Australia has joined its allies the United States and the United Kingdom in not signing the new ITU treaty; after a vote at the World Conference on International Telecommunications (WCIT) saw the inclusion of calls that the UN be given a greater role on regulating the Internet.
“It is greatly disappointing that a consensus could not be reached,” Senator Stephen Conroy, the Communications Minister, said. “Australia worked hard to develop suitable text for the ITRs that would have been acceptable to every Member State. Unfortunately, this was not achieved.”
“Australia’s consistent position has been that the internet should not be included in the ITRs. This is a point on which we would not compromise. Australia does not support any changes that would undermine the current multi-stakeholder model for internet governance or fundamentally change the way the internet operates.”
“Australia believes that the approach taken by the Internet Corporation for Assigned Numbers and Names (ICANN), which has input from industry stakeholders, governments and the public, remains the best way to sustain the internet’s growth and innovation.”
The change came from an African proposal, but only came to a vote after Iran’s call (which it passed with 77 votes to 33, despite earlier promises by the ITU for resolving disputes through consensus). That proposal, according to the BBC, was to add a preamble that would recognise “the right of access of member states to international telecommunication services.”

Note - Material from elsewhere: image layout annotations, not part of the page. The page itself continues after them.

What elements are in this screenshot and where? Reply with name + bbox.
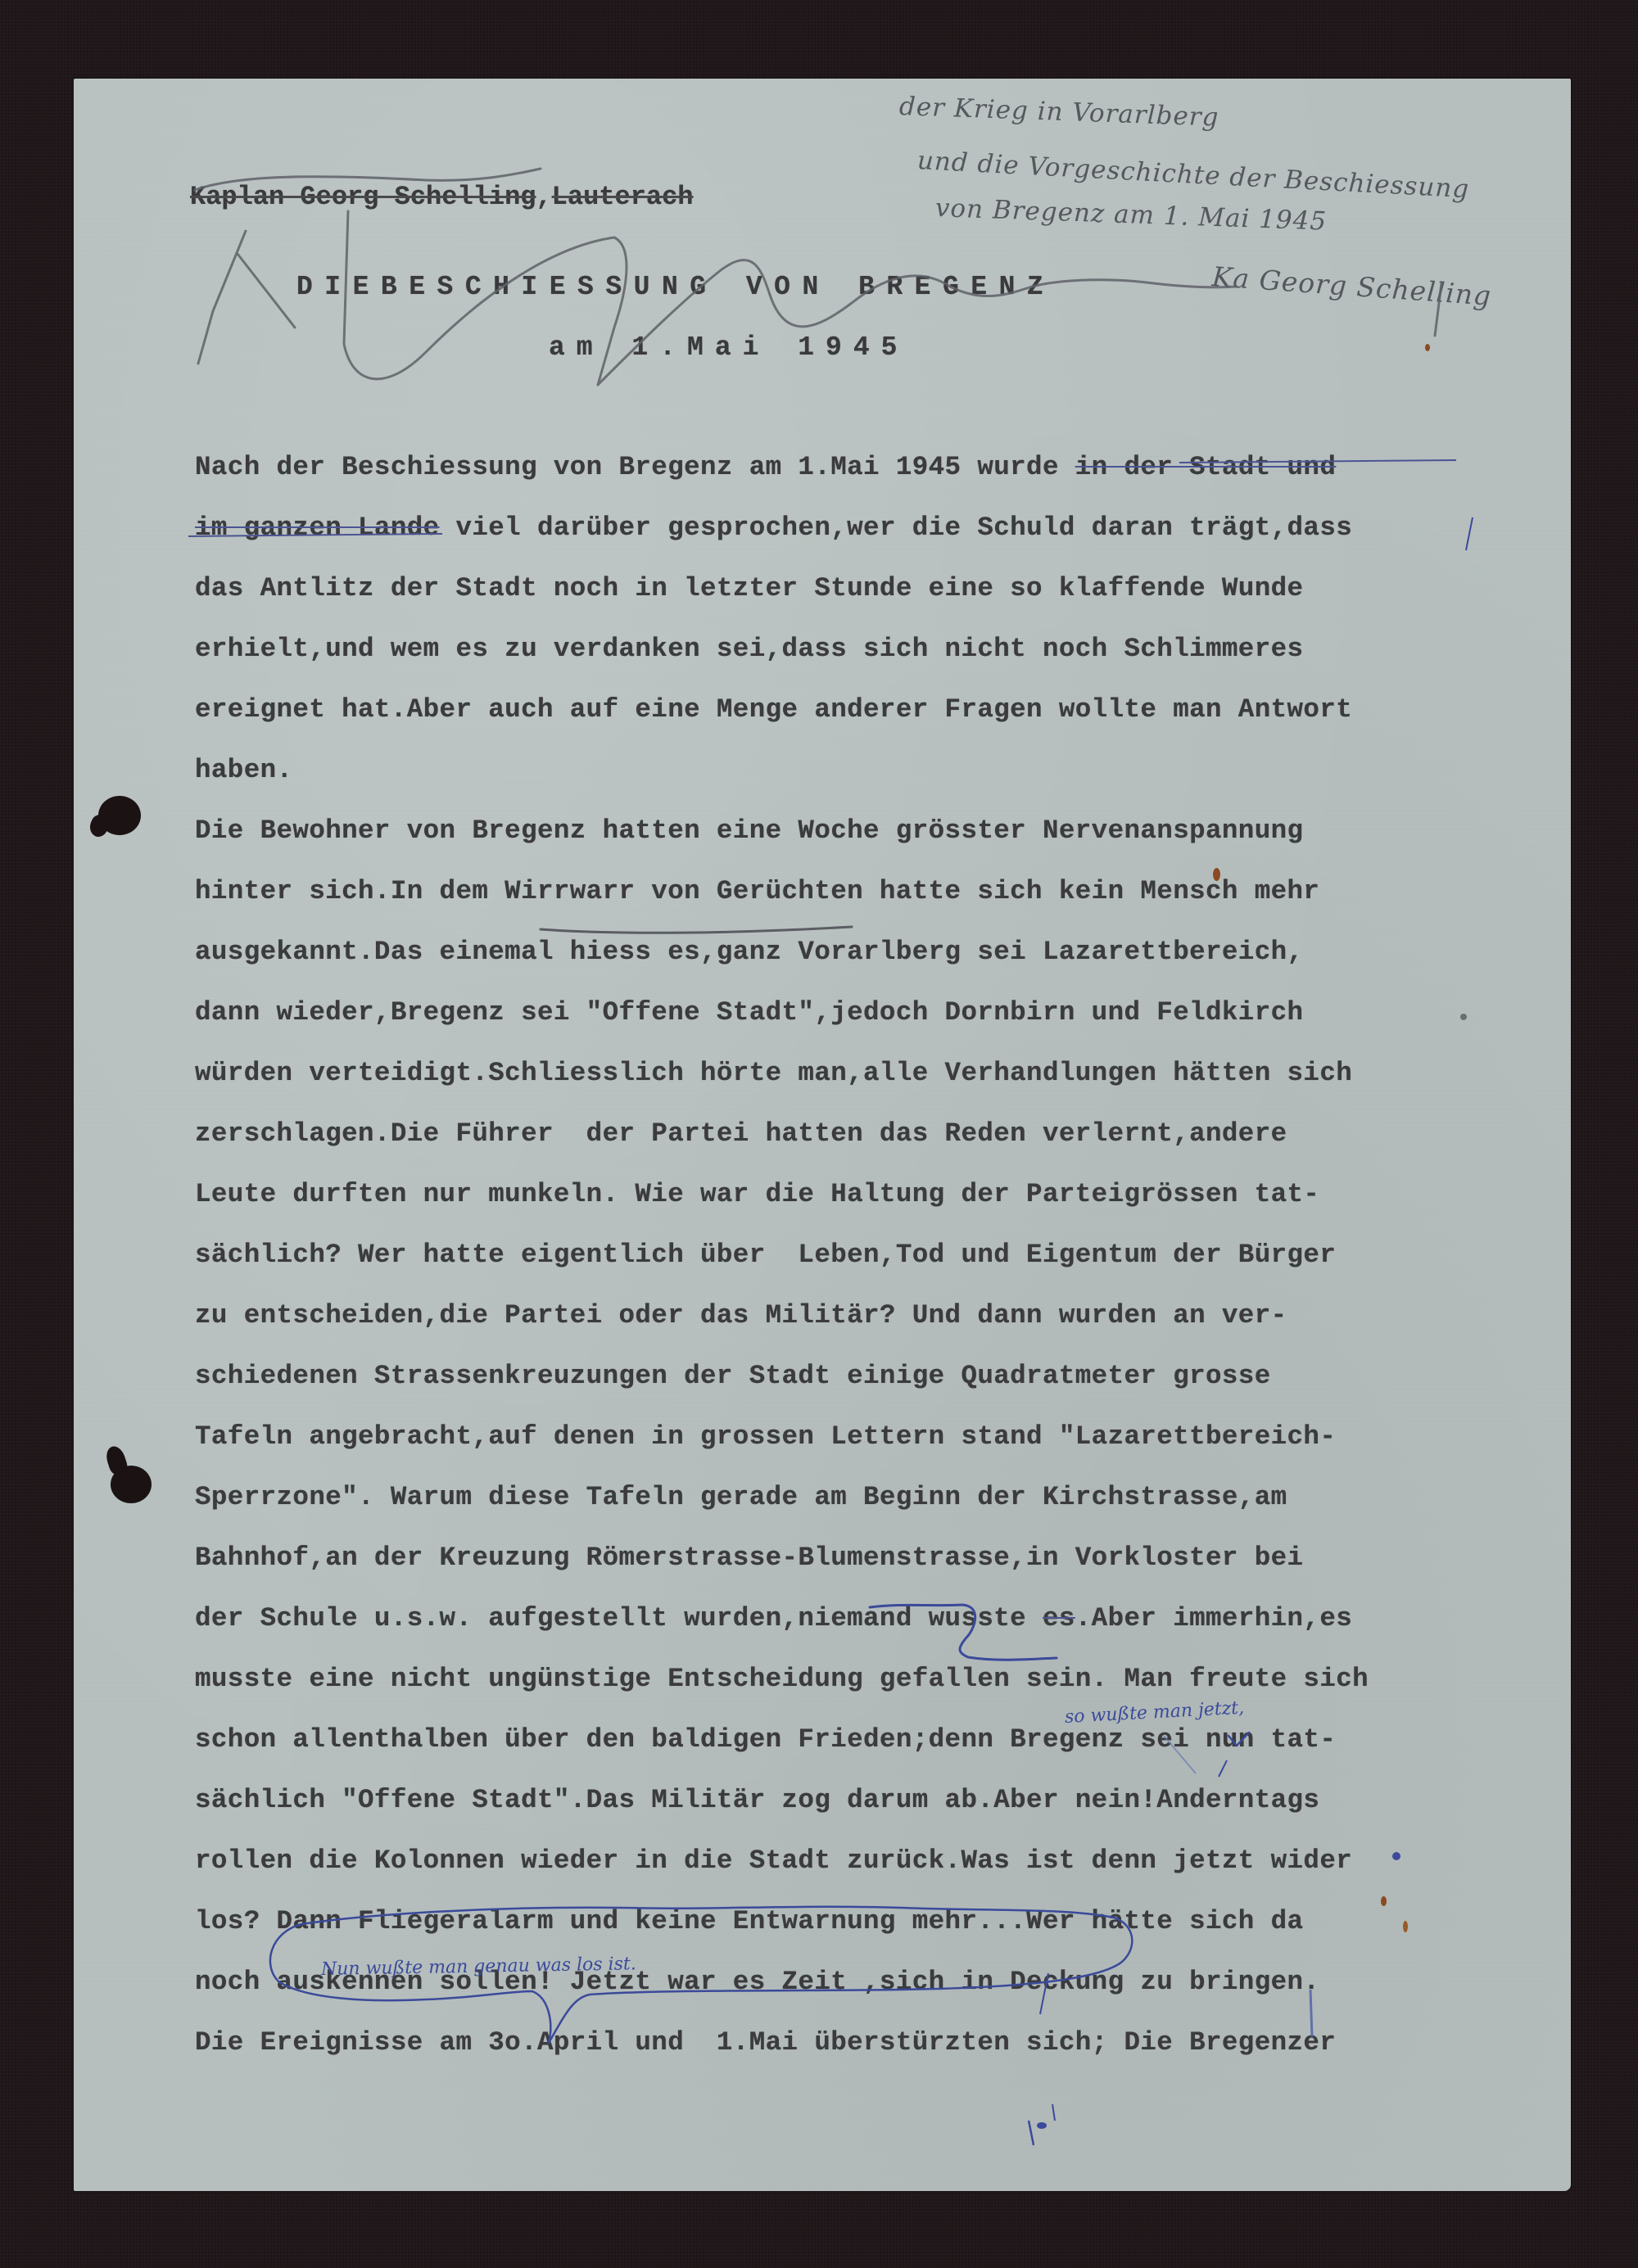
body-line-21: musste eine nicht ungünstige Entscheidun… — [195, 1664, 1369, 1694]
body-line-3: das Antlitz der Stadt noch in letzter St… — [195, 573, 1303, 603]
author-line: Kaplan Georg Schelling,Lauterach — [190, 182, 694, 212]
ink-blot — [1392, 1852, 1400, 1860]
body-line-22: schon allenthalben über den baldigen Fri… — [195, 1724, 1336, 1755]
author-comma: , — [536, 182, 551, 212]
body-line-1: Nach der Beschiessung von Bregenz am 1.M… — [195, 452, 1336, 482]
document-title: DIEBESCHIESSUNG VON BREGENZ — [296, 272, 1055, 302]
rust-stain — [1403, 1921, 1408, 1932]
body-line-13: Leute durften nur munkeln. Wie war die H… — [195, 1179, 1319, 1209]
author-place-struck: Lauterach — [552, 182, 694, 212]
body-line-10: dann wieder,Bregenz sei "Offene Stadt",j… — [195, 997, 1303, 1028]
body-line-12: zerschlagen.Die Führer der Partei hatten… — [195, 1118, 1287, 1149]
body-line-11: würden verteidigt.Schliesslich hörte man… — [195, 1058, 1352, 1088]
punch-hole-upper — [98, 796, 141, 835]
body-line-24: rollen die Kolonnen wieder in die Stadt … — [195, 1846, 1352, 1876]
body-line-23: sächlich "Offene Stadt".Das Militär zog … — [195, 1785, 1319, 1815]
body-line-2: im ganzen Lande viel darüber gesprochen,… — [195, 513, 1352, 543]
body-line-25: los? Dann Fliegeralarm und keine Entwarn… — [195, 1906, 1303, 1936]
rust-stain — [1425, 344, 1430, 351]
body-line-27: Die Ereignisse am 3o.April und 1.Mai übe… — [195, 2027, 1336, 2058]
body-line-4: erhielt,und wem es zu verdanken sei,dass… — [195, 634, 1303, 664]
body-line-17: Tafeln angebracht,auf denen in grossen L… — [195, 1421, 1336, 1452]
body-line-18: Sperrzone". Warum diese Tafeln gerade am… — [195, 1482, 1287, 1512]
body-line-16: schiedenen Strassenkreuzungen der Stadt … — [195, 1361, 1271, 1391]
rust-stain — [1381, 1896, 1387, 1906]
document-date: am 1.Mai 1945 — [549, 332, 908, 363]
body-line-8: hinter sich.In dem Wirrwarr von Gerüchte… — [195, 876, 1319, 906]
body-line-20: der Schule u.s.w. aufgestellt wurden,nie… — [195, 1603, 1352, 1633]
body-line-19: Bahnhof,an der Kreuzung Römerstrasse-Blu… — [195, 1543, 1303, 1573]
body-line-9: ausgekannt.Das einemal hiess es,ganz Vor… — [195, 937, 1303, 967]
body-line-6: haben. — [195, 755, 292, 785]
ink-blot — [1037, 2122, 1047, 2129]
struck-text: in der Stadt und — [1075, 452, 1336, 482]
body-line-5: ereignet hat.Aber auch auf eine Menge an… — [195, 694, 1352, 725]
punch-hole-lower — [111, 1466, 152, 1503]
body-line-7: Die Bewohner von Bregenz hatten eine Woc… — [195, 815, 1303, 846]
struck-text: im ganzen Lande — [195, 513, 440, 543]
body-line-14: sächlich? Wer hatte eigentlich über Lebe… — [195, 1240, 1336, 1270]
author-name-struck: Kaplan Georg Schelling — [190, 182, 536, 212]
struck-text: es — [1043, 1603, 1075, 1633]
body-line-15: zu entscheiden,die Partei oder das Milit… — [195, 1300, 1287, 1331]
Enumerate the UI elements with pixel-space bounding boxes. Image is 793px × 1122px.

The US claims that this was an attempt to include the Internet governance in the treaty.
It remains controversial, however. According to IT Pro Portal, the Spanish delegation is calling the vote into question, saying that they were misled by Conference chairman Mohamed Nasser al Ghanim. “Had we known that it was a vote, we might very well have acted differently,” they told the publication.
Also potentially rejecting the new treaty include Canada, Kenya, Sweden, Poland, the Netherlands and New Zealand. However, with most of the world supporting the treaty – which has already been watered down to suit the Western countries – it could see a fractured internet, where it would work differently.
Talking to Reuters, an official for the Russian delegation said, “Maybe in the future we could come to a fragmented internet. That would be negative for all, and I hope our American, European colleagues come to a constructive position.”
However, while Conroy has rejected the updated treaty, the minister has said that they will not reduce its role in the ITU as a result. “The ITU does great work in connecting the world and we greatly value the ITU’s capacity building work in the Asia-Pacific region and the rest of the world. We are proud to be part of that work,” he said.